The Fleck Prize committee is delighted to award Lundy Braun the 2018 Ludwik Fleck Prize for her book Breathing Race into the Machine: The Surprising Career of the Spirometer from Plantation to Genetics (Minnesota, 2014). The Fleck Prize recognizes an outstanding book in the area of science and technology studies (STS).
Breathing Race into the Machine examines the history of the spirometer, which has been used for well over a century to measure lung function. A means of determining strength, vitality, and capacity to engage in strenuous work, the spirometer plays an important role in occupational health and life insurance decisionmaking. Yet physician and historian Lundy Braun has demonstrated, in lucid and engaging prose, how faulty assumptions about the biological basis of race have been built into the machine itself. The technology comes equipped with race correction software and hardware designed to take into account the supposedly inferior lung capacity of non-Whites. The assertion that non-Whites have inferior lung capacity is the result of a 19th century study of Civil War soldiers, conducted by racist scientists. Throughout much of the ensuing century, leading black intellectuals, including W.E.B. Du Bois, repeatedly challenged this conclusion, to no avail. Instead, this supposedly biological difference went largely unquestioned in the medical, public health, and insurance communities until very recently, and continues to drive both public and private decisions. In 1999, for example, the world’s largest insulation manufacturer tried to limit disability claims to non-Whites in a class-action lawsuit brought by 15,000 asbestos workers, based on the spurious science of racial differentiation in lung capacity and function.
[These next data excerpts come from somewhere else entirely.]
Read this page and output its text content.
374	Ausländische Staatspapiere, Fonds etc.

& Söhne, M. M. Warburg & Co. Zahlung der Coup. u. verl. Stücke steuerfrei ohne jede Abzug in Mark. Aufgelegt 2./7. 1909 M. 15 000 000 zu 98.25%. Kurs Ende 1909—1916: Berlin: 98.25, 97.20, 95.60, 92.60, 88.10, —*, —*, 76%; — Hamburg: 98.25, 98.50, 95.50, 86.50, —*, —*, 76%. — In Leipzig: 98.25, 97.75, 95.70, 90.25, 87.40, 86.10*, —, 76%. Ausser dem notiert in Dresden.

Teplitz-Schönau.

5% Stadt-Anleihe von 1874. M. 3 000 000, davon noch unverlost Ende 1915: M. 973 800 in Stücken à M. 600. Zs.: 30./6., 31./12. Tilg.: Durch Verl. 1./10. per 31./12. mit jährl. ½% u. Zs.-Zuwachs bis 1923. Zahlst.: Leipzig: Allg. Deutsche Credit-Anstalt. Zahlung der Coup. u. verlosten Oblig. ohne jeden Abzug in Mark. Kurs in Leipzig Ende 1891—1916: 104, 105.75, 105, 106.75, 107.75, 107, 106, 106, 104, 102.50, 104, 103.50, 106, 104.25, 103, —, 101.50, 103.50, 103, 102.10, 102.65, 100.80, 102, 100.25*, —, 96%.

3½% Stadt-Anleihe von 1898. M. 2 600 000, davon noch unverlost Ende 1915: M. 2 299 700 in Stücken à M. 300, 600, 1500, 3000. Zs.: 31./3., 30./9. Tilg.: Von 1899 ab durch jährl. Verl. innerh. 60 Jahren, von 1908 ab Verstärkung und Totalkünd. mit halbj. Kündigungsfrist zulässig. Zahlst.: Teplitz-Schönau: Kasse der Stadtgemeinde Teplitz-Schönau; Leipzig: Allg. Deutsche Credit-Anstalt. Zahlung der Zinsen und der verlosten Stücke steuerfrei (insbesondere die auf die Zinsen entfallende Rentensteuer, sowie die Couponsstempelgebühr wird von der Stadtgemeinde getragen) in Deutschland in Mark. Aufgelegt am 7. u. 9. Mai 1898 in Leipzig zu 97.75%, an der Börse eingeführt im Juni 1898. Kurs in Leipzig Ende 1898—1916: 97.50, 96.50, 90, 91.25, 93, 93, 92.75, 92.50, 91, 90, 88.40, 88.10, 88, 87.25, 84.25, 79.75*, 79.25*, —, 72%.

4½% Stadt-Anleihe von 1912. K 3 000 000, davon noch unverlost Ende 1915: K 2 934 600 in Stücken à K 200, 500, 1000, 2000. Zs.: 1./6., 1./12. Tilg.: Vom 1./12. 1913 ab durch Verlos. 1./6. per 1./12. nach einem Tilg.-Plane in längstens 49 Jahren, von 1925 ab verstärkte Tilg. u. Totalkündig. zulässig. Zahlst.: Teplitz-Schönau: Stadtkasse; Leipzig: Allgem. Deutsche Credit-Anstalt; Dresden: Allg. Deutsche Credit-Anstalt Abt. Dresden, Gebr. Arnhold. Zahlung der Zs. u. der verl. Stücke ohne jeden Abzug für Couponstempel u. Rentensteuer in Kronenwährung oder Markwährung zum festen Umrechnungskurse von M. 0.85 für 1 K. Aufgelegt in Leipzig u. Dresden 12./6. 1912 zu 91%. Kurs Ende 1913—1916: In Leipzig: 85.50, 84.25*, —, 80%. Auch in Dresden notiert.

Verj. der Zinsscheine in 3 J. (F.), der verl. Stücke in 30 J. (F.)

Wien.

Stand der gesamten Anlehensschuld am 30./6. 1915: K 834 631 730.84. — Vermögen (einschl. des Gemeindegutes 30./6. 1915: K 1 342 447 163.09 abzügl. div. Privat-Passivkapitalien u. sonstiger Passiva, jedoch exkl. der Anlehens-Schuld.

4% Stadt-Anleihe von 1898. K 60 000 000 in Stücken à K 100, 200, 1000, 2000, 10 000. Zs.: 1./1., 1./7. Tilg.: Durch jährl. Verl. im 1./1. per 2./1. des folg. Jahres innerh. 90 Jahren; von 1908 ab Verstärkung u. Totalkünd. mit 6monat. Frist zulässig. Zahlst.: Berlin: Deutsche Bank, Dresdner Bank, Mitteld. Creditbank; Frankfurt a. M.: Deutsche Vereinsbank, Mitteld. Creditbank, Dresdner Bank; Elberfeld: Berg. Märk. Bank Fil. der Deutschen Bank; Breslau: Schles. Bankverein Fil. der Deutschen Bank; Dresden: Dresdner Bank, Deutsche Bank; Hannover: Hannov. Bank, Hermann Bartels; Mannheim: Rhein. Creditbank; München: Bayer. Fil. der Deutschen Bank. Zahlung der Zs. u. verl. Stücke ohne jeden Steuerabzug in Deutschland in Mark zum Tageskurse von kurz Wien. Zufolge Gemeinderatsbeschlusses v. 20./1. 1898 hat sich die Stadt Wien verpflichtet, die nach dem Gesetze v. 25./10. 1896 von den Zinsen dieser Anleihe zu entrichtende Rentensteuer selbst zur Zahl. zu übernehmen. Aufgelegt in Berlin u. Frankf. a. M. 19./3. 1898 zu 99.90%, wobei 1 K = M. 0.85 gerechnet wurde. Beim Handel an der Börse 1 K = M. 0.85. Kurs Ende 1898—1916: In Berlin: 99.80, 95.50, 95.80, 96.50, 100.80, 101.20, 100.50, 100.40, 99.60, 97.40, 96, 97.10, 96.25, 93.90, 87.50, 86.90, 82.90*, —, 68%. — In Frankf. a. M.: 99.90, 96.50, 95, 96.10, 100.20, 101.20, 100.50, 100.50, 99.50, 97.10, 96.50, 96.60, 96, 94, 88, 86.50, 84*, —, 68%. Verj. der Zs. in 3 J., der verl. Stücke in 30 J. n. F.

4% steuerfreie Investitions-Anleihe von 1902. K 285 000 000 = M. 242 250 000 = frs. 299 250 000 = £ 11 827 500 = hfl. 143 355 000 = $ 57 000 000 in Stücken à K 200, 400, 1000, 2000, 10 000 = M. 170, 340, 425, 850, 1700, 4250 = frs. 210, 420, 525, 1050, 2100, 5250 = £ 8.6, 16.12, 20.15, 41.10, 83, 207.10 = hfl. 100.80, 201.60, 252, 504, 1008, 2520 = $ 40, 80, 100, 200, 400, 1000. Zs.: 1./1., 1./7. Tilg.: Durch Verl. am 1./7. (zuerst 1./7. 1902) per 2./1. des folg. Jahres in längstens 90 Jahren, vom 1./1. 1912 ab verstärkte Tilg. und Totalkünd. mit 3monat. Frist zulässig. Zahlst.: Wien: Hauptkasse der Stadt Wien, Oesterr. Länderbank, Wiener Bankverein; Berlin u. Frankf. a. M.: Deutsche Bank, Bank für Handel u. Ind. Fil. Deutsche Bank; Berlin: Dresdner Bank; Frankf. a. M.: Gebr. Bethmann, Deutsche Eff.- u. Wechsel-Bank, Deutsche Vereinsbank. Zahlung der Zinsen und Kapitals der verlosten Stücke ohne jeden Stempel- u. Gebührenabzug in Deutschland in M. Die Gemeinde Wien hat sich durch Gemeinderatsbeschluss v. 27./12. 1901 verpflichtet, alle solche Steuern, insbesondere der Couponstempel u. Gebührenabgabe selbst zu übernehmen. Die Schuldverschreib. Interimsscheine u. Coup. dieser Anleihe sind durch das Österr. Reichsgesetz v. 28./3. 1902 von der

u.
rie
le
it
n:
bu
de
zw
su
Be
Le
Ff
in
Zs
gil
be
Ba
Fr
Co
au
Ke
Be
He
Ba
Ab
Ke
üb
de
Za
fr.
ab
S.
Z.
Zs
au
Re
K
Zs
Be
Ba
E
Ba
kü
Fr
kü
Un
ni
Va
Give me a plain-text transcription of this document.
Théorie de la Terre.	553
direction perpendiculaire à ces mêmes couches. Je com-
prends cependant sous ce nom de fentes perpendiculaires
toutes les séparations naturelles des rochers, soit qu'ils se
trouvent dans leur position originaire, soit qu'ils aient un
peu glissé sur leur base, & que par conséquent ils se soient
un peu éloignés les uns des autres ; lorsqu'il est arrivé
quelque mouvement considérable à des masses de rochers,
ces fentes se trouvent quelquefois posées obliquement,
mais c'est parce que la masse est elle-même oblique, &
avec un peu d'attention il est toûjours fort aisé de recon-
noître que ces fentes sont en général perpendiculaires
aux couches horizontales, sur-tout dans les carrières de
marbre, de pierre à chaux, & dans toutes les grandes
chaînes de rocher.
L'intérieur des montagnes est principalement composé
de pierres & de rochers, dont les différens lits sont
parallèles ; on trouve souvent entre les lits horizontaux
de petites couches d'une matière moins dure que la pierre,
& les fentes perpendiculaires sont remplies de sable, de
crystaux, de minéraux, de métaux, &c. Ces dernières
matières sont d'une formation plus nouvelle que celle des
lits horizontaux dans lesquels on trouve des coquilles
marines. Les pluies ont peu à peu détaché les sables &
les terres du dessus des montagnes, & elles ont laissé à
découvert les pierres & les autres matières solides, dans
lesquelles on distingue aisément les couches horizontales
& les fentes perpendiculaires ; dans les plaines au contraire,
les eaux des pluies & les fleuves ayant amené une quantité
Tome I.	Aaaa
Breathing Race into the Machine is a model for STS scholarship because it so clearly demonstrates the co-production of technology and race through detailed empirical work. It is impressive in its breadth, as it follows the development and use of this technology across four continents and multiple disciplinary boundaries. But this book is also important because it shows exactly how our values and biases are built into our technologies with serious consequences for how we think about whiteness and blackness even today. It provides essential conceptual tools for navigating, resisting, and remaking the algorithms and artificial intelligence that mark our current age, technologies that are inscribed with dangerous assumptions about race and morality.
2018 Fleck Prize Committee: Shobita Parthasarathy (chair), Daniel Breslau, Tania Pérez-Bustos
I am deeply honored to receive the Ludwig Fleck Prize. The analytic frame of STS inspired this book as I worked to bridge the epistemological frameworks of history of medicine and technology and Africana Studies with particular attention to scientific knowledge production about race over time. It was the lens of STS which provided clarity on how the social and cultural context has shaped and continues to shape the meaning of race as it is deployed in scientific domains. My goal in writing this book was to communicate with clinical practitioners, who engage with spirometry measurements on a daily basis. At the same time, I hoped to further engage STS in the many invisible medical practices central to the making of race — practices that I continue to learn about from my medical students. I am profoundly grateful to the Fleck Prize Committee for all their hard work and to the many insightful STS scholars of the 4S society with whom I have had the privilege to interact over the past two decades. Thank you.
Lundy Braun is a Professor of Pathology and Laboratory Medicine and Africana Studies and an affiliate of the Program in Science and Technology Studies at Brown University. Originally trained as a cancer biologist, her scholarly projects for the past 20 years include the history of medical technologies as they intersect with race; the history of occupational disease in South Africa; and the contemporary debate over race, health and genomics. As part of this work, she studies how racialized evidence contributes to health inequalities.